The controversy has risen to become a top issue in Washington. The treatment of military veterans is an emotional issue that resonates with a wide spectrum of Americans, particularly in the wake of the wars in Iraq and Afghanistan that grew unpopular as they dragged on.

Shinseki, a retired Army four-star general, is facing calls for his resignation from some lawmakers. Obama spoke warmly of Shinseki Wednesday, saying the secretary had poured his heart and soul into his job, but said there would be accountability if the allegations of misconduct are proven to be true.

The president spoke hours before the House voted to approve a bill granting the VA secretary more authority to fire or demote senior executives. The White House has said it shares the goals of the House measure - to ensure accountability at the VA - but has concerns about some of the details.

The bill now goes to the Senate.

Obama's statement marked his first public comments on the matter in more than two weeks. Last week, he dispatched his deputy chief of staff Rob Nabors to the VA to oversee a review of department policies and ordered him to report back to the White House next month.

The president's remarks did little to quell the anger over the alleged misconduct.

Republican Sen.

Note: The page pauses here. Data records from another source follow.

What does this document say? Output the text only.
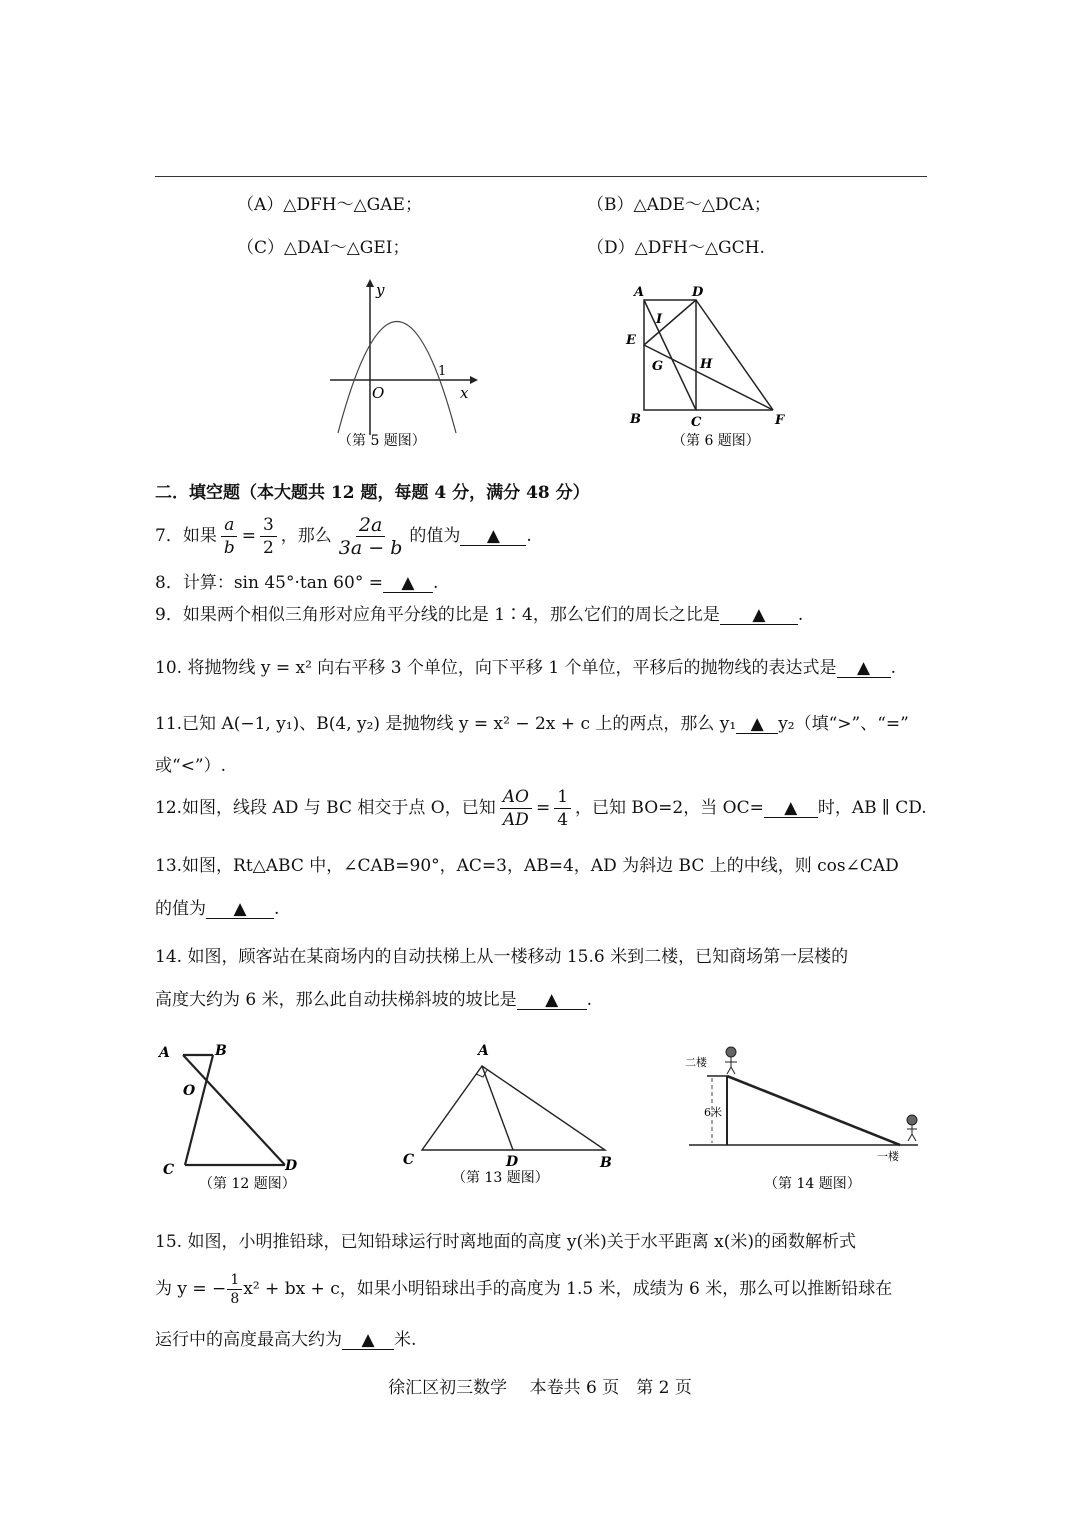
（A）△DFH～△GAE；	（B）△ADE～△DCA；
（C）△DAI～△GEI；	（D）△DFH～△GCH.
y
x
O
1
（第 5 题图）
A	D
I
E
G	H
B	C	F
（第 6 题图）
二．填空题（本大题共 12 题，每题 4 分，满分 48 分）
7．如果 $\frac{a}{b} = \frac{3}{2}$ ，那么 $\frac{2a}{3a - b}$ 的值为 ▲ .
8．计算：sin 45°·tan 60° = ▲ .
9．如果两个相似三角形对应角平分线的比是 1∶4，那么它们的周长之比是 ▲ .
10. 将抛物线 y = x² 向右平移 3 个单位，向下平移 1 个单位，平移后的抛物线的表达式是 ▲ .
11.已知 A(−1, y₁)、B(4, y₂) 是抛物线 y = x² − 2x + c 上的两点，那么 y₁ ▲ y₂（填“>”、“=”
或“<”）.
12.如图，线段 AD 与 BC 相交于点 O，已知 $\frac{AO}{AD} = \frac{1}{4}$ ，已知 BO=2，当 OC= ▲ 时，AB ∥ CD.
13.如图，Rt△ABC 中，∠CAB=90°，AC=3，AB=4，AD 为斜边 BC 上的中线，则 cos∠CAD
的值为 ▲ .
14. 如图，顾客站在某商场内的自动扶梯上从一楼移动 15.6 米到二楼，已知商场第一层楼的
高度大约为 6 米，那么此自动扶梯斜坡的坡比是 ▲ .
A	B
O
C	D
（第 12 题图）
A
C	D	B
（第 13 题图）
二楼
6米
一楼
（第 14 题图）
15. 如图，小明推铅球，已知铅球运行时离地面的高度 y(米)关于水平距离 x(米)的函数解析式
为 y = − $\frac{1}{8} x^2$ + bx + c，如果小明铅球出手的高度为 1.5 米，成绩为 6 米，那么可以推断铅球在
运行中的高度最高大约为 ▲ 米.
徐汇区初三数学　 本卷共 6 页　第 2 页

John McCain, a military veteran, said Obama's comments were "wholly insufficient in addressing the fundamental, systemic problems plaguing our veterans' health care system." And Paul Rieckhoff, the head of the organization Iraq and Afghanistan Veterans of America, called the president's words "a tremendous disappointment."

Nabors, who also took part in the Oval Office meeting, was heading to Phoenix later Wednesday to meet with staff at the VA hospital at the center of the allegations, including interim director Steve Young and other hospital administrators.

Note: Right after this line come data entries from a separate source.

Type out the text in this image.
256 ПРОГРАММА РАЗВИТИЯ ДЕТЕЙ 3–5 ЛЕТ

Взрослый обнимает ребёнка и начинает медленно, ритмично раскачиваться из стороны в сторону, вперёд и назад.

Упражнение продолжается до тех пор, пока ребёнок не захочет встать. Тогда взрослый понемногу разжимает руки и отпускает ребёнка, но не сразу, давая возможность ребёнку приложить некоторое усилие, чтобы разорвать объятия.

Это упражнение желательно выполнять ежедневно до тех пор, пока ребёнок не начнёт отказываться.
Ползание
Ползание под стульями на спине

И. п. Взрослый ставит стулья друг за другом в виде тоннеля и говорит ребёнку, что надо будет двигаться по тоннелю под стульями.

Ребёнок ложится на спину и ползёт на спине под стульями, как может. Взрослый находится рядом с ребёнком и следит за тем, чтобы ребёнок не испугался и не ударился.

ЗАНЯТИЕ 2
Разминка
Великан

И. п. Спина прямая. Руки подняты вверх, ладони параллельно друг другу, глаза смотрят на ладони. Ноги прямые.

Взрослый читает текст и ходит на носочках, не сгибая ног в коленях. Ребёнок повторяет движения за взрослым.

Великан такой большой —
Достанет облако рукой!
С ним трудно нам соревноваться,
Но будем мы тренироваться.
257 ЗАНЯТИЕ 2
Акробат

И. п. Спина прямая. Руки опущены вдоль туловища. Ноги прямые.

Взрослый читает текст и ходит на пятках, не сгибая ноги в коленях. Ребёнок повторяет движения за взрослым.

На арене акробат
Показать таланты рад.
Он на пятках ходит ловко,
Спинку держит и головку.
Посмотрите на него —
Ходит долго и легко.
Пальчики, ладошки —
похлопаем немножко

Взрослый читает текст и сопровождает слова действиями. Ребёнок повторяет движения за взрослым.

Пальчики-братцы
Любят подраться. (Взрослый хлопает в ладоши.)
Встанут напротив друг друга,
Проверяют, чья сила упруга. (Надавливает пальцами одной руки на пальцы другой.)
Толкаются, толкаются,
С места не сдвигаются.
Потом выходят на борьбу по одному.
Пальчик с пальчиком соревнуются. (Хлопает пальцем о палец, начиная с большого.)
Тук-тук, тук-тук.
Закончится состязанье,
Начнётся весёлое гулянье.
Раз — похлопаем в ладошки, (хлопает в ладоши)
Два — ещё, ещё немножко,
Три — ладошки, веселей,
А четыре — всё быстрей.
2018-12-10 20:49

The current director of the Phoenix VA Health Care System, Sharon Helman, has been placed on leave indefinitely while the VA's inspector general investigates the claims raised by several former VA employees. Investigators probing the claims say they have so far not linked any patient deaths in Phoenix to delayed care.

The allegations have sparked election-year outrage in Congress. The House bill would target about 450 career employees at the VA who serve as hospital directors or executives in the agency's 21 regions.